Lombardei wird wieder zur gelben Zone herabgestuft

In vielen Teilen Italiens hat sich die Corona-Situation allmählich verbessert und der Druck auf die Krankenhäuser ist zurückgegangen. Ab Sonntag wird die Lombardei, die von der Epidemie am stärksten betroffene Region des Landes, zur gelben Zone herabgestuft, kündigte der lombardische Präsident Attilio Fontana am Mittwoch an.

Lokale dürfen also auch in Mailand wieder bis 18 Uhr geöffnet bleiben.
Lokale dürfen also auch in Mailand wieder bis 18 Uhr geöffnet bleiben. - Foto: © ANSA / Mourad Balti Touati
Damit können Geschäfte wieder öffnen und Lokale dürfen bis 18.00 Uhr offen halten.

In der Lombardei war wie in anderen Regionen Anfang November ein Teil-Lockdown in Kraft getreten. Am Sonntag wurden die bisher rot eingestuften Regionen Toskana, Kampanien sowie das Aostatal und die Provinz Bozen-Südtirol in eine weniger hohe Risikozone (orange) eingestuft. Insgesamt gibt es 3 Corona-Risikostufen. In gelben Zonen gelten die geringsten Maßnahmen.

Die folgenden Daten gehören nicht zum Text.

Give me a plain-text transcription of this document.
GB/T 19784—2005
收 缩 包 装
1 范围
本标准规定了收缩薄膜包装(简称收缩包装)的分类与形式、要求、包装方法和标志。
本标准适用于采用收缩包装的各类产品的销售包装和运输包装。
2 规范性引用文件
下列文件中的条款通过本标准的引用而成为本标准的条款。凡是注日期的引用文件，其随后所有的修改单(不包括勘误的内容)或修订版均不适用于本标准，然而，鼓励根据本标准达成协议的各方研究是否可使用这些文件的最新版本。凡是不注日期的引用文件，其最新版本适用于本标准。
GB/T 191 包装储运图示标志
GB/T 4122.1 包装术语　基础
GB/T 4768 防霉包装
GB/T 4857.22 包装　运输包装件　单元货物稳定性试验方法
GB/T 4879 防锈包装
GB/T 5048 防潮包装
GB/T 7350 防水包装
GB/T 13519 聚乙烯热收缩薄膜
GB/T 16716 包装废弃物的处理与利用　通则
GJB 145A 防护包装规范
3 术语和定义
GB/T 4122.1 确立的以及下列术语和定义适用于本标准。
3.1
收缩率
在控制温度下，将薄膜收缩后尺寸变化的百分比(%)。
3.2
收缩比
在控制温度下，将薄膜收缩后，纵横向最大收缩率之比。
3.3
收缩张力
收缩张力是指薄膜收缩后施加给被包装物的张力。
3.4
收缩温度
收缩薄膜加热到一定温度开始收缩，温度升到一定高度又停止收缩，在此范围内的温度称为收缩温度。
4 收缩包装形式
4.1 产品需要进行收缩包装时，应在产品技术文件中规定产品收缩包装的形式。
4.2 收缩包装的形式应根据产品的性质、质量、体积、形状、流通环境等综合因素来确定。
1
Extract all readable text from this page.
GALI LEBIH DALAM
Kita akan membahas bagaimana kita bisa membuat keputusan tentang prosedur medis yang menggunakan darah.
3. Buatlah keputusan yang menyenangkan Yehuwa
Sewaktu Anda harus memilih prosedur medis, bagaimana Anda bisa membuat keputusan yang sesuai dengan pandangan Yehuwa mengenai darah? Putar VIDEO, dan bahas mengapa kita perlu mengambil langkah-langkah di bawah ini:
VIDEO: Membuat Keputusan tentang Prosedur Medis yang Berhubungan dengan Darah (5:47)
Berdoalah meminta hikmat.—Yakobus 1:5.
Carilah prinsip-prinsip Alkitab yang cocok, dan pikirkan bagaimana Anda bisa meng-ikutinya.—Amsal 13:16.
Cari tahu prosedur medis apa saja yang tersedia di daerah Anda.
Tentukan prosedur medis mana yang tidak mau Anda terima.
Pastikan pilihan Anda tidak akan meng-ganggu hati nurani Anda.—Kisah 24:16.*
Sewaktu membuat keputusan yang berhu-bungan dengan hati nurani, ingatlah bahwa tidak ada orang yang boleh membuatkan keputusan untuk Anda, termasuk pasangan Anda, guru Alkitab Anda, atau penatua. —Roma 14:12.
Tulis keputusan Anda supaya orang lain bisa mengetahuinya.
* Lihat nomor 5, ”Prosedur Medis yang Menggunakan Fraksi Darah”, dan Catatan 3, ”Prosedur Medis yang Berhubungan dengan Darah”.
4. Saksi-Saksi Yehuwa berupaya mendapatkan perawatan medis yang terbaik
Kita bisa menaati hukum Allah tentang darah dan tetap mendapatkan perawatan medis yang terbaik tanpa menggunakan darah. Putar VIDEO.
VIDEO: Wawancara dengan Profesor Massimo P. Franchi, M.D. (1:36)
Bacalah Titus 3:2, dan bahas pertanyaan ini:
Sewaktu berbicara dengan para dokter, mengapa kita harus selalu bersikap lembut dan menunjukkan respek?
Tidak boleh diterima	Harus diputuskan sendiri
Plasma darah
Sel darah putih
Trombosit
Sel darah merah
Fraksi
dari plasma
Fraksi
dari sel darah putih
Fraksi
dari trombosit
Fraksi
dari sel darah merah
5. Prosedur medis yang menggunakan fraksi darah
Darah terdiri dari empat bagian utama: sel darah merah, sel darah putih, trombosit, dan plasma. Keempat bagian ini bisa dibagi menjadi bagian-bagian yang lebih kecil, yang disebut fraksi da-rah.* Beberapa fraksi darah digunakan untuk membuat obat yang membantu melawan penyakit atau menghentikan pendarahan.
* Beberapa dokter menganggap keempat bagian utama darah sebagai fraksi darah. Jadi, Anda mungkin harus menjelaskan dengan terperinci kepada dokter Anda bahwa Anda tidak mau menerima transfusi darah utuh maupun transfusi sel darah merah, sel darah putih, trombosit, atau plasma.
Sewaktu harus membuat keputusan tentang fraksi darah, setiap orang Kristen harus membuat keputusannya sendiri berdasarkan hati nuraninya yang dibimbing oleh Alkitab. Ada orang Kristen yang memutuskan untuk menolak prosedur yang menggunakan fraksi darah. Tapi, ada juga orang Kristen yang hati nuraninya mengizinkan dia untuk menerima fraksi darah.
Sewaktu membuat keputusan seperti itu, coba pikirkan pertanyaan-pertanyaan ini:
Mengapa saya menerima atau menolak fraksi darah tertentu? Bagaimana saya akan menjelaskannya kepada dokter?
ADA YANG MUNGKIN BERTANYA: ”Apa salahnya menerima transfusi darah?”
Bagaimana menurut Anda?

In Südtirol konnten Bars und Restaurants bereits am Freitag geöffnet werden. Außerdem kann man sich auf Südtiroler Landesgebiet wieder ohne Eigenerklärung und für sämtliche Erfordernisse bewegen.

Um Fortschritte im Kampf gegen die zweite Coronavirus-Welle nicht wieder zu gefährden, hat die Mitte-Links-Regierung in Rom für die Weihnachtszeit zwischen dem 21. Dezember und dem 6. Jänner verschärfte Reisebeschränkungen für alle Bürger erlassen. Außerdem gelten weiterhin nächtliche Ausgangsverbote.

In fast allen italienischen Regionen ist in der vergangenen Woche die Reproduktionszahl unter 1,0 gesunken. „Die Pandemie bremst sich in mehreren Regionen Italiens ein“, verlautete aus dem wissenschaftlichen Komitee CTS, das das Gesundheitsministerium berät.